Est-ce qu’une équipe de football est plus intelligente ensemble qu’un footballeur seul ? Des travaux sur l’intelligence collective des équipes tendraient à prouver que oui. Mais on n’en est qu’aux débuts du match

« J’ai toujours pensé que le football naît du cerveau, et non des pieds. » Arrigo Sacchi, entraîneur du grand Milan AC des années 80-90 fut l’un des premiers à parler de l’intelligence collective des équipes même si le terme n’était pas employé encore à l’époque. « Le collectif est meilleur que l’individu » était l’un de ses mantras et les grandes équipes semblent confusément meilleures que la somme de leurs joueurs. En France, le grand Saint-Étienne des années 70 collectionnait les titres alors que ses joueurs n’étaient pas incontestables en Équipe de France.

« C’est un concept récent, qui date des années 70-80 et il y a peu de recherches là-dessus » confirme Yoann Drolez, auteur d’une thèse sur le sujet qui crée un jalon dans le domaine. Et c’est ce qui l’a incité à vouloir « prouver et mettre en évidence l’intelligence collective dans les équipes de foot. » Et ce en testant la capacité d’organisation et de coordination d’un groupe d’individus qui ne peut pas avoir recours à la parole pour le faire. C’est le principe du foot. Et à terme, l’idée pour lui était de parvenir à optimiser le processus en aidant les équipes sportives à développer le concept. Mais là, ce n’est encore qu’un objectif.

Footballeurs et banc de poissons

C’est un documentaire de 2005 qui a incité Yoann Drolez à se lancer dans cette étude novatrice : axé sur le travail d’entraîneur de Christian Gourcuff, il met en parallèle les mouvements synchronisés d’une équipe de football avec ceux d’un banc de poisson. Sympa pour les joueurs.

Armé de ce premier travail empirique, le chercheur a voulu tester d’abord la capacité des équipes à anticiper en projetant une vidéo de match devant des joueurs expérimentés ou pas. Et de leur soumettre un QCM en leur demandant ce qu’ils pensaient que le joueur sur l’écran allait faire. Il a ainsi constitué des équipes de sportifs assis et en a conclu que c’était l’équipe la plus expérimentée qui avait les meilleurs scores.

Mais aussi et surtout que « les équipes de football parviennent à anticiper les actions de jeu mieux que le feraient les individus, y compris un expert. Si la capacité d’une équipe à anticiper collectivement dépend en partie de son expérience, une diversité cognitive (mesurée) joue également un rôle prépondérant. » Il apparaît en effet que si l’unité de l’équipe est essentielle, deux ou trois éléments « qui lisent le jeu différemment » sont indispensables.
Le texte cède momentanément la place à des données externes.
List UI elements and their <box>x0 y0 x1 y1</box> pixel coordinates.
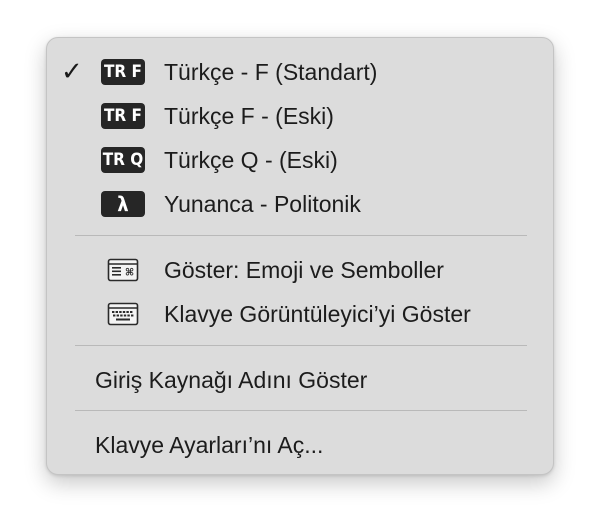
menu-item-label: Klavye Ayarları’nı Aç... <box>95 432 324 458</box>
keyboard-viewer-icon <box>107 302 139 326</box>
menu-item-yunanca-politonik[interactable]: λ Yunanca - Politonik <box>47 184 553 224</box>
checkmark-icon: ✓ <box>61 56 83 86</box>
menu-item-open-keyboard-settings[interactable]: Klavye Ayarları’nı Aç... <box>47 425 553 465</box>
layout-badge-icon: TR F <box>101 103 145 129</box>
menu-item-label: Giriş Kaynağı Adını Göster <box>95 367 368 393</box>
lambda-badge-icon: λ <box>101 191 145 217</box>
menu-separator <box>75 345 527 346</box>
menu-item-show-emoji-symbols[interactable]: ⌘ Göster: Emoji ve Semboller <box>47 250 553 290</box>
menu-item-label: Göster: Emoji ve Semboller <box>164 257 444 283</box>
layout-badge-icon: TR Q <box>101 147 145 173</box>
menu-separator <box>75 410 527 411</box>
svg-text:⌘: ⌘ <box>125 268 134 279</box>
menu-item-label: Yunanca - Politonik <box>164 191 361 217</box>
menu-item-show-input-source-name[interactable]: Giriş Kaynağı Adını Göster <box>47 360 553 400</box>
menu-item-turkce-f-standart[interactable]: ✓ TR F Türkçe - F (Standart) <box>47 52 553 92</box>
menu-item-label: Türkçe - F (Standart) <box>164 59 378 85</box>
menu-item-turkce-q-eski[interactable]: TR Q Türkçe Q - (Eski) <box>47 140 553 180</box>
layout-badge-icon: TR F <box>101 59 145 85</box>
menu-separator <box>75 235 527 236</box>
emoji-symbols-keyboard-icon: ⌘ <box>107 258 139 282</box>
menu-item-turkce-f-eski[interactable]: TR F Türkçe F - (Eski) <box>47 96 553 136</box>
menu-item-show-keyboard-viewer[interactable]: Klavye Görüntüleyici’yi Göster <box>47 294 553 334</box>
menu-item-label: Klavye Görüntüleyici’yi Göster <box>164 301 471 327</box>
input-source-menu: ✓ TR F Türkçe - F (Standart) TR F Türkçe… <box>46 37 554 475</box>
menu-item-label: Türkçe F - (Eski) <box>164 103 334 129</box>
menu-item-label: Türkçe Q - (Eski) <box>164 147 338 173</box>
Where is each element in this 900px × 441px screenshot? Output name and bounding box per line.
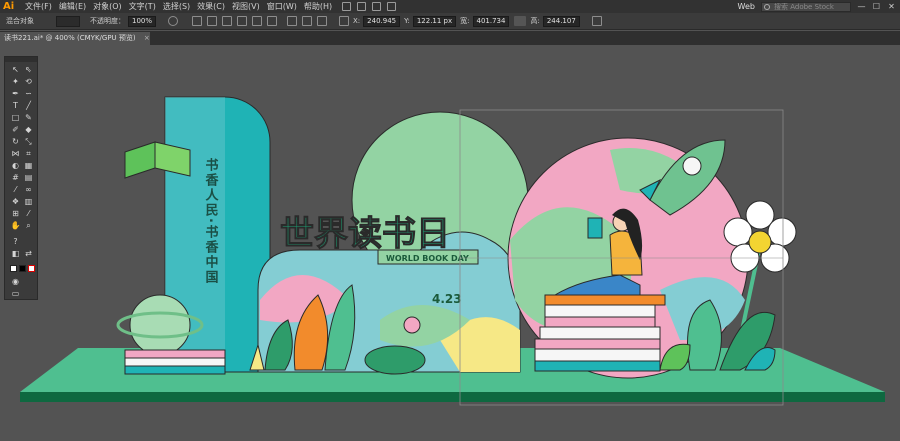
arrange-documents-icon[interactable] <box>372 2 382 11</box>
blend-tool-icon[interactable]: ∞ <box>23 185 34 195</box>
document-tab[interactable]: 读书221.ai* @ 400% (CMYK/GPU 预览) × <box>0 32 150 45</box>
lasso-tool-icon[interactable]: ⟲ <box>23 77 34 87</box>
paintbrush-tool-icon[interactable]: ✎ <box>23 113 34 123</box>
workspace-switcher[interactable]: Web <box>738 2 755 11</box>
x-label: X: <box>353 17 361 25</box>
headline-text: 世界读书日 <box>280 214 450 254</box>
hand-tool-icon[interactable]: ✋ <box>10 221 21 231</box>
menu-bar: Ai 文件(F) 编辑(E) 对象(O) 文字(T) 选择(S) 效果(C) 视… <box>0 0 900 13</box>
align-bottom-icon[interactable] <box>267 16 278 26</box>
eraser-tool-icon[interactable]: ◆ <box>23 125 34 135</box>
align-middle-icon[interactable] <box>252 16 263 26</box>
subline-text: WORLD BOOK DAY <box>386 254 469 263</box>
screen-mode-icon[interactable]: ▭ <box>10 289 21 299</box>
menu-object[interactable]: 对象(O) <box>93 1 122 12</box>
x-field[interactable]: 240.945 <box>363 15 401 27</box>
swap-fill-stroke-icon[interactable]: ⇄ <box>23 249 34 259</box>
opacity-field[interactable]: 100% <box>128 15 157 27</box>
send-icon[interactable] <box>387 2 397 11</box>
y-label: Y: <box>404 17 410 25</box>
type-tool-icon[interactable]: T <box>10 101 21 111</box>
tools-panel: ↖ ⇖ ✦ ⟲ ✒ ∽ T ╱ □ ✎ ✐ ◆ ↻ ⤡ ⋈ ⌗ ◐ ▦ # ▤ … <box>4 56 38 300</box>
rectangle-tool-icon[interactable]: □ <box>10 113 21 123</box>
slice-tool-icon[interactable]: ⁄ <box>23 209 34 219</box>
canvas[interactable]: 世界读书日 WORLD BOOK DAY 4.23 书香人民·书香中国 <box>0 45 900 441</box>
date-text: 4.23 <box>432 292 462 306</box>
recolor-icon[interactable] <box>168 16 179 26</box>
shape-builder-tool-icon[interactable]: ◐ <box>10 161 21 171</box>
width-label: 宽: <box>460 17 470 25</box>
align-left-icon[interactable] <box>192 16 203 26</box>
menu-file[interactable]: 文件(F) <box>25 1 52 12</box>
scale-tool-icon[interactable]: ⤡ <box>23 137 34 147</box>
symbol-sprayer-tool-icon[interactable]: ❖ <box>10 197 21 207</box>
link-icon[interactable] <box>514 16 527 26</box>
tools-panel-grip[interactable] <box>5 57 37 62</box>
search-icon <box>764 3 770 10</box>
menu-edit[interactable]: 编辑(E) <box>59 1 86 12</box>
shaper-tool-icon[interactable]: ✐ <box>10 125 21 135</box>
opacity-label: 不透明度： <box>90 17 125 25</box>
menu-effect[interactable]: 效果(C) <box>197 1 225 12</box>
align-right-icon[interactable] <box>222 16 233 26</box>
pen-tool-icon[interactable]: ✒ <box>10 89 21 99</box>
rotate-tool-icon[interactable]: ↻ <box>10 137 21 147</box>
drawing-mode-icon[interactable]: ◉ <box>10 277 21 287</box>
isolate-icon[interactable] <box>317 16 328 26</box>
document-tab-bar: 读书221.ai* @ 400% (CMYK/GPU 预览) × <box>0 31 900 45</box>
stroke-color-swatch[interactable] <box>19 265 26 272</box>
magic-wand-tool-icon[interactable]: ✦ <box>10 77 21 87</box>
height-field[interactable]: 244.107 <box>542 15 580 27</box>
close-tab-icon[interactable]: × <box>144 34 150 42</box>
free-transform-tool-icon[interactable]: ⌗ <box>23 149 34 159</box>
maximize-button[interactable]: ☐ <box>872 2 881 11</box>
selection-tool-icon[interactable]: ↖ <box>10 65 21 75</box>
mesh-tool-icon[interactable]: # <box>10 173 21 183</box>
fill-stroke-swatches-icon[interactable]: ◧ <box>10 249 21 259</box>
menu-type[interactable]: 文字(T) <box>129 1 156 12</box>
eyedropper-tool-icon[interactable]: ⁄ <box>10 185 21 195</box>
platform-edge <box>20 392 885 402</box>
transform-icon[interactable] <box>302 16 313 26</box>
height-label: 高: <box>530 17 540 25</box>
fill-color-swatch[interactable] <box>10 265 17 272</box>
none-swatch[interactable] <box>28 265 35 272</box>
menu-view[interactable]: 视图(V) <box>232 1 260 12</box>
artboard-tool-icon[interactable]: ⊞ <box>10 209 21 219</box>
y-field[interactable]: 122.11 px <box>412 15 457 27</box>
help-icon[interactable]: ? <box>10 237 21 247</box>
menu-select[interactable]: 选择(S) <box>163 1 190 12</box>
perspective-grid-tool-icon[interactable]: ▦ <box>23 161 34 171</box>
width-field[interactable]: 401.734 <box>472 15 510 27</box>
selection-type-label: 混合对象 <box>6 17 34 25</box>
close-window-button[interactable]: ✕ <box>887 2 896 11</box>
distribute-icon[interactable] <box>287 16 298 26</box>
reference-point-icon[interactable] <box>339 16 350 26</box>
open-book-icon <box>124 141 191 179</box>
minimize-button[interactable]: — <box>857 2 866 11</box>
vertical-slogan: 书香人民·书香中国 <box>203 157 220 285</box>
left-book-stack <box>124 349 226 375</box>
align-center-icon[interactable] <box>207 16 218 26</box>
menu-help[interactable]: 帮助(H) <box>304 1 332 12</box>
stroke-weight-field[interactable] <box>56 15 80 27</box>
width-tool-icon[interactable]: ⋈ <box>10 149 21 159</box>
curvature-tool-icon[interactable]: ∽ <box>23 89 34 99</box>
stock-icon[interactable] <box>357 2 367 11</box>
align-top-icon[interactable] <box>237 16 248 26</box>
line-tool-icon[interactable]: ╱ <box>23 101 34 111</box>
zoom-tool-icon[interactable]: ⌕ <box>23 221 34 231</box>
app-logo: Ai <box>3 1 15 12</box>
control-bar: 混合对象 不透明度： 100% X: 240.945 Y: 122.11 px … <box>0 13 900 30</box>
bridge-icon[interactable] <box>342 2 352 11</box>
stock-search-input[interactable]: 搜索 Adobe Stock <box>761 1 851 12</box>
column-graph-tool-icon[interactable]: ▥ <box>23 197 34 207</box>
gradient-tool-icon[interactable]: ▤ <box>23 173 34 183</box>
direct-selection-tool-icon[interactable]: ⇖ <box>23 65 34 75</box>
right-book-stack <box>534 294 666 372</box>
panel-menu-icon[interactable] <box>591 16 602 26</box>
menu-window[interactable]: 窗口(W) <box>267 1 297 12</box>
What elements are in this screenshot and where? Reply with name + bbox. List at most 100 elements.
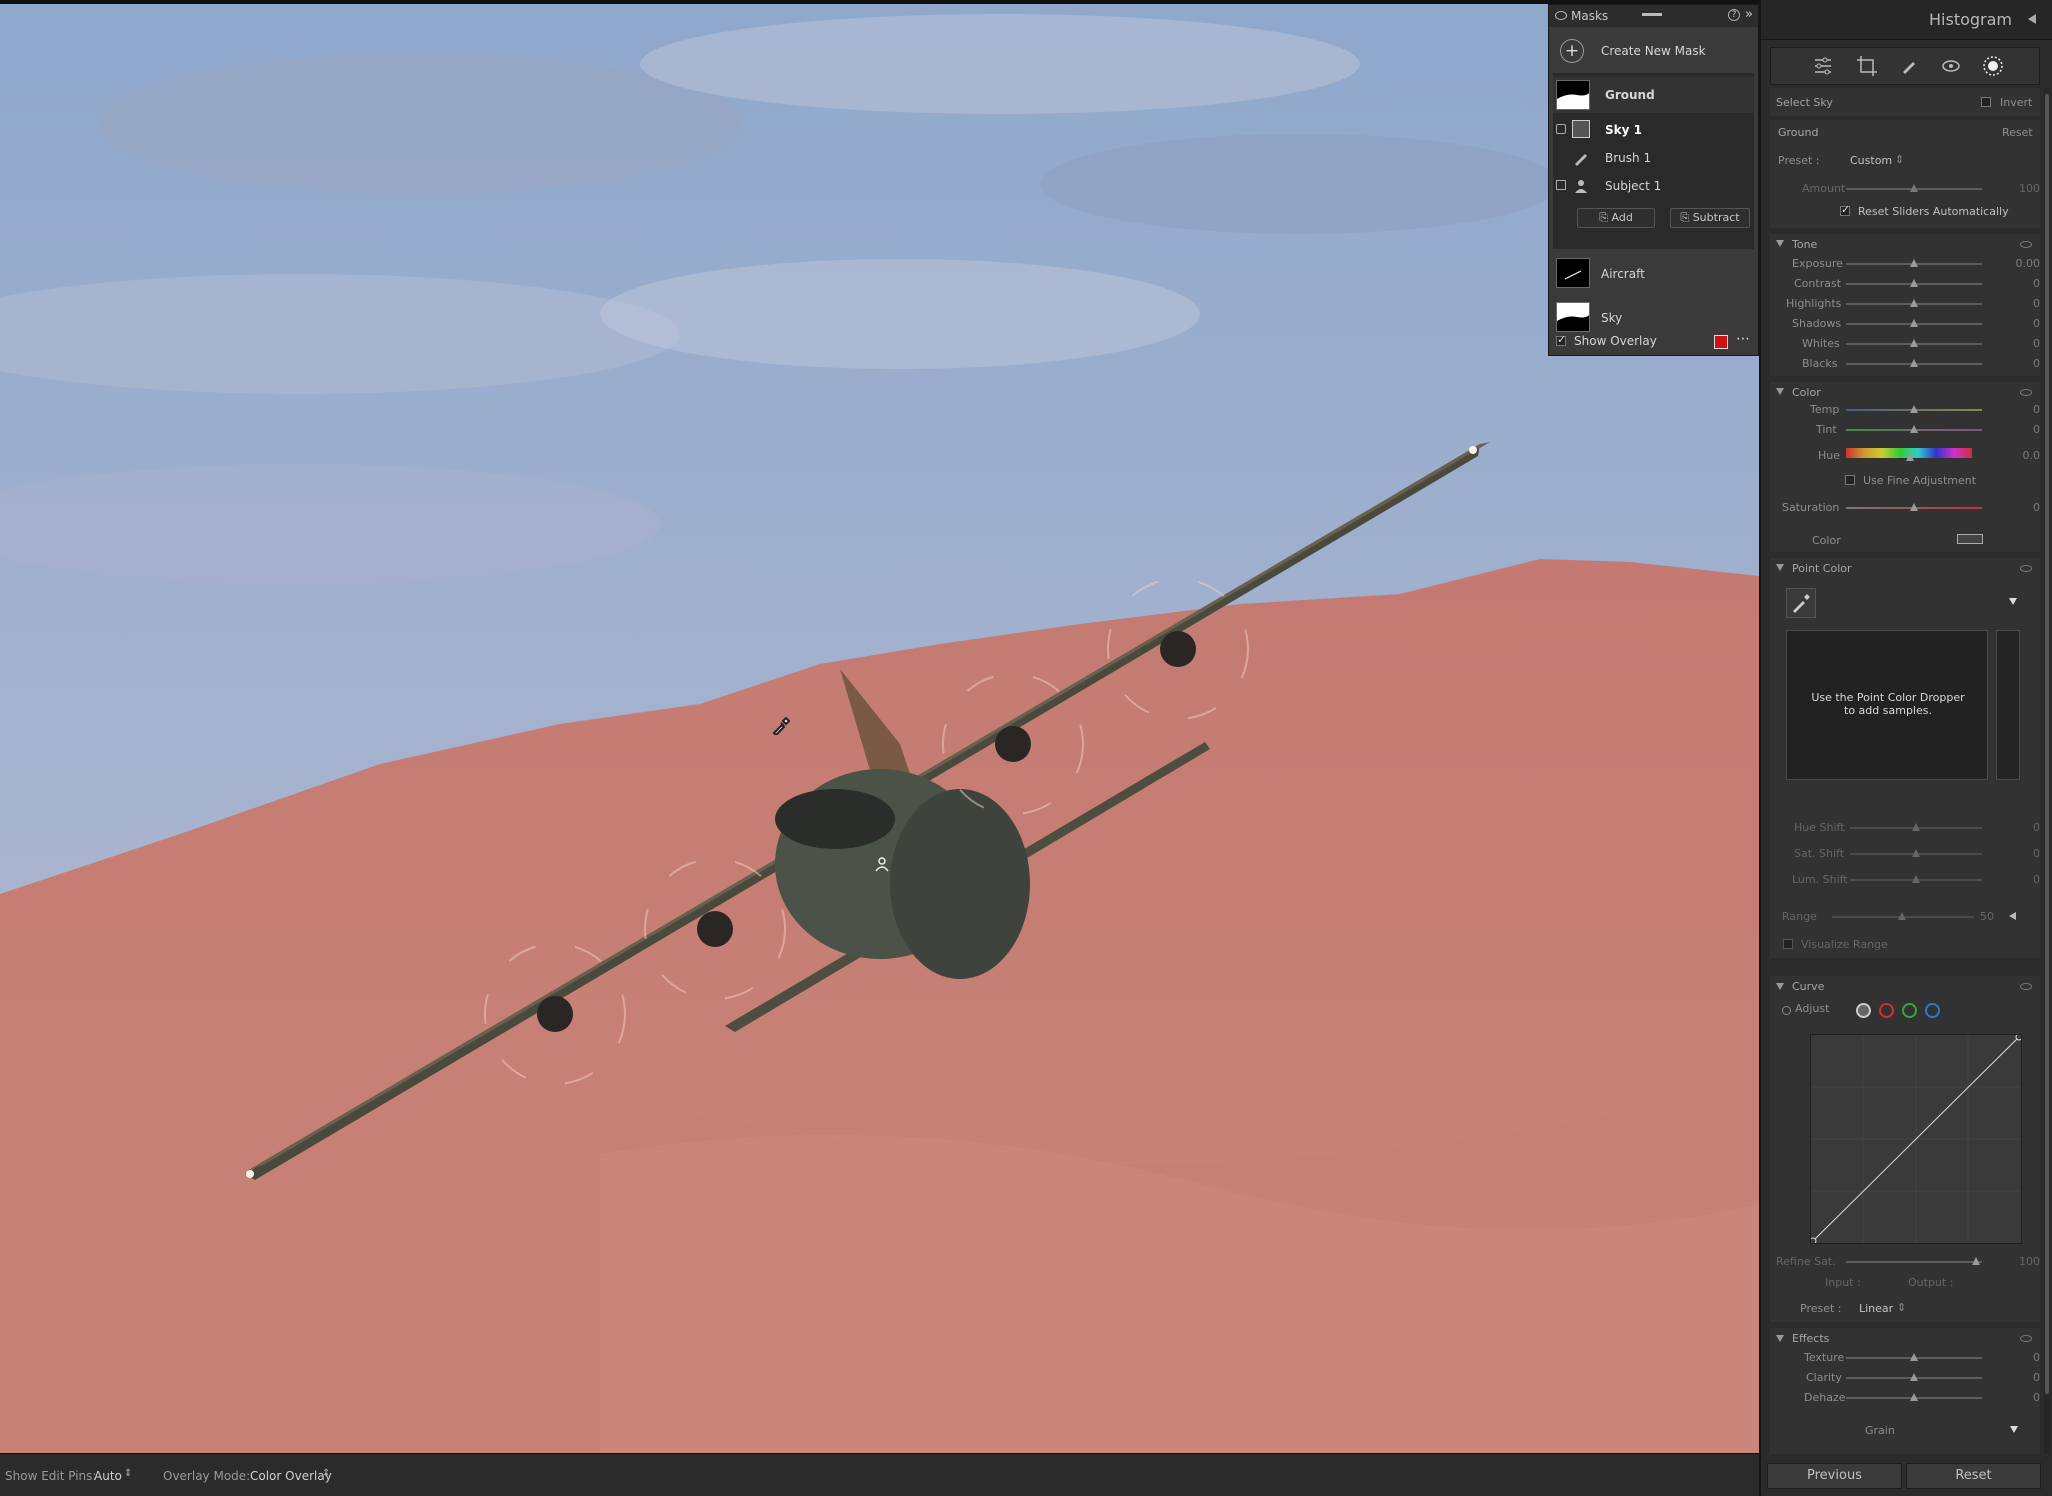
visualize-range-checkbox[interactable] (1783, 939, 1793, 949)
color-swatch[interactable] (1957, 534, 1983, 544)
grain-disclosure-icon[interactable] (2010, 1426, 2018, 1433)
subtract-mask-button[interactable]: ⎘ Subtract (1670, 208, 1750, 228)
color-visibility-icon[interactable] (2020, 389, 2032, 396)
dehaze-slider-knob[interactable] (1910, 1393, 1918, 1401)
fine-adjustment-checkbox[interactable] (1845, 475, 1855, 485)
tone-visibility-icon[interactable] (2020, 241, 2032, 248)
whites-slider-knob[interactable] (1910, 339, 1918, 347)
refine-sat-slider[interactable] (1846, 1261, 1982, 1263)
drag-handle-icon[interactable] (1642, 13, 1662, 16)
edit-sliders-icon[interactable] (1811, 54, 1835, 78)
hue-value[interactable]: 0.0 (2000, 449, 2041, 462)
color-disclosure-icon[interactable] (1776, 388, 1784, 395)
texture-value[interactable]: 0 (2000, 1351, 2040, 1364)
curve-channel-green[interactable] (1902, 1003, 1917, 1018)
crop-icon[interactable] (1855, 54, 1879, 78)
more-options-icon[interactable]: ⋯ (1736, 331, 1750, 347)
mask-item-aircraft[interactable]: Aircraft (1549, 255, 1758, 295)
range-value[interactable]: 50 (1980, 910, 1994, 923)
saturation-slider-knob[interactable] (1910, 503, 1918, 511)
help-icon[interactable]: ? (1728, 9, 1740, 21)
lum-shift-value[interactable]: 0 (2000, 873, 2040, 886)
exposure-value[interactable]: 0.00 (2000, 257, 2041, 270)
mask-item-ground[interactable]: Ground (1553, 77, 1754, 113)
aircraft-photo[interactable] (0, 4, 1759, 1453)
mask-reset-link[interactable]: Reset (2002, 126, 2033, 139)
temp-slider-knob[interactable] (1910, 405, 1918, 413)
adjust-radio[interactable] (1782, 1006, 1791, 1015)
curve-disclosure-icon[interactable] (1776, 983, 1784, 990)
highlights-slider-knob[interactable] (1910, 299, 1918, 307)
clarity-value[interactable]: 0 (2000, 1371, 2040, 1384)
overlay-mode-chevron-icon[interactable]: ⇕ (322, 1468, 330, 1479)
amount-value[interactable]: 100 (2000, 182, 2040, 195)
masks-panel-header[interactable]: Masks ? » (1549, 5, 1758, 27)
eye-icon[interactable] (1555, 11, 1567, 20)
point-color-samples-box[interactable]: Use the Point Color Dropper to add sampl… (1786, 630, 1988, 780)
tint-value[interactable]: 0 (2000, 423, 2040, 436)
lum-shift-slider-knob[interactable] (1912, 875, 1920, 883)
show-overlay-checkbox[interactable] (1556, 333, 1566, 346)
add-mask-button[interactable]: ⎘ Add (1577, 208, 1655, 228)
point-color-visibility-icon[interactable] (2020, 565, 2032, 572)
shadows-value[interactable]: 0 (2000, 317, 2040, 330)
amount-slider-knob[interactable] (1910, 184, 1918, 192)
curve-visibility-icon[interactable] (2020, 983, 2032, 990)
curve-channel-blue[interactable] (1925, 1003, 1940, 1018)
temp-value[interactable]: 0 (2000, 403, 2040, 416)
hue-shift-value[interactable]: 0 (2000, 821, 2040, 834)
dehaze-value[interactable]: 0 (2000, 1391, 2040, 1404)
hue-slider-knob[interactable] (1906, 453, 1914, 461)
range-expand-icon[interactable] (2009, 912, 2016, 920)
blacks-slider-knob[interactable] (1910, 359, 1918, 367)
tone-curve-graph[interactable] (1809, 1033, 2023, 1245)
mask-item-subject-1[interactable]: Subject 1 (1553, 173, 1754, 199)
curve-preset-select[interactable]: Linear (1859, 1302, 1893, 1315)
curve-preset-chevron-icon[interactable]: ⇕ (1897, 1301, 1906, 1314)
panel-scrollbar-thumb[interactable] (2045, 94, 2049, 1394)
whites-value[interactable]: 0 (2000, 337, 2040, 350)
previous-button[interactable]: Previous (1767, 1463, 1902, 1489)
preset-chevron-icon[interactable]: ⇕ (1895, 153, 1904, 166)
tint-slider-knob[interactable] (1910, 425, 1918, 433)
contrast-slider-knob[interactable] (1910, 279, 1918, 287)
blacks-value[interactable]: 0 (2000, 357, 2040, 370)
sat-shift-slider-knob[interactable] (1912, 849, 1920, 857)
curve-channel-red[interactable] (1879, 1003, 1894, 1018)
mask-item-brush-1[interactable]: Brush 1 (1553, 145, 1754, 171)
refine-sat-value[interactable]: 100 (2000, 1255, 2040, 1268)
shadows-slider-knob[interactable] (1910, 319, 1918, 327)
refine-sat-slider-knob[interactable] (1972, 1257, 1980, 1265)
clarity-slider-knob[interactable] (1910, 1373, 1918, 1381)
collapse-triangle-icon[interactable] (2028, 14, 2036, 24)
exposure-slider-knob[interactable] (1910, 259, 1918, 267)
panel-scrollbar[interactable] (2044, 88, 2050, 1454)
mask-item-sky-1[interactable]: Sky 1 (1553, 117, 1754, 143)
reset-sliders-checkbox[interactable] (1840, 203, 1850, 216)
highlights-value[interactable]: 0 (2000, 297, 2040, 310)
effects-visibility-icon[interactable] (2020, 1335, 2032, 1342)
tone-disclosure-icon[interactable] (1776, 240, 1784, 247)
overlay-mode-select[interactable]: Color Overlay (250, 1469, 332, 1483)
edit-pins-select[interactable]: Auto (94, 1469, 122, 1483)
color-dropper-icon[interactable] (1786, 588, 1816, 618)
overlay-color-swatch[interactable] (1714, 335, 1728, 349)
edit-pin-icon[interactable] (874, 856, 890, 872)
texture-slider-knob[interactable] (1910, 1353, 1918, 1361)
contrast-value[interactable]: 0 (2000, 277, 2040, 290)
hue-shift-slider-knob[interactable] (1912, 823, 1920, 831)
preset-select[interactable]: Custom (1850, 154, 1892, 167)
photo-canvas[interactable] (0, 0, 1759, 1453)
reset-button[interactable]: Reset (1906, 1463, 2041, 1489)
create-new-mask-button[interactable]: + Create New Mask (1549, 29, 1758, 73)
sat-shift-value[interactable]: 0 (2000, 847, 2040, 860)
histogram-header[interactable]: Histogram (1761, 0, 2052, 40)
red-eye-icon[interactable] (1939, 54, 1963, 78)
saturation-value[interactable]: 0 (2000, 501, 2040, 514)
healing-brush-icon[interactable] (1897, 54, 1921, 78)
point-color-dropdown-icon[interactable] (2009, 598, 2017, 605)
masking-icon[interactable] (1981, 54, 2005, 78)
collapse-panel-icon[interactable]: » (1745, 7, 1753, 22)
point-color-disclosure-icon[interactable] (1776, 564, 1784, 571)
invert-checkbox[interactable] (1981, 97, 1991, 107)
Du désordre et de la diversité

Ensuite, sur l’aspect décisionnel, il a testé la capacité de décision des individus par rapport à l’équipe lors des phases de transition. Là, les joueurs testés avaient le choix intégral de décider leur attitude. Il apparaît que « les équipes sont plus rationnelles que les scores de rationalité individuels. » Enfin, avec des outils statistiques permettant de mesurer les déplacements à 360°, Yoann Drolez a pu estimer que « la majeure partie du temps, les équipes sont très coordonnées ». Mais les défenseurs plus que les attaquants « qui sont là pour créer du désordre ».

Pour autant, il faut quand même un juste équilibre entre des connaissances partagées et « un minimum de diversité ». Surtout, ces résultats pour le football apparaissent comme difficilement transférables. D’abord aux autres sports d’équipe parce que « c’est le sport où il y a le plus d’incertitudes : seules 1 à 2% des actions de jeu se terminent par un but. » Et a fortiori encore moins aux domaines professionnels classiques, « sauf peut-être les pompiers ou les gendarmes, les métiers qui doivent agir dans l’urgence sans forcément avoir recours à la parole. »

Mais en attendant, il reste à savoir si un banc de poissons réussi à faire mieux.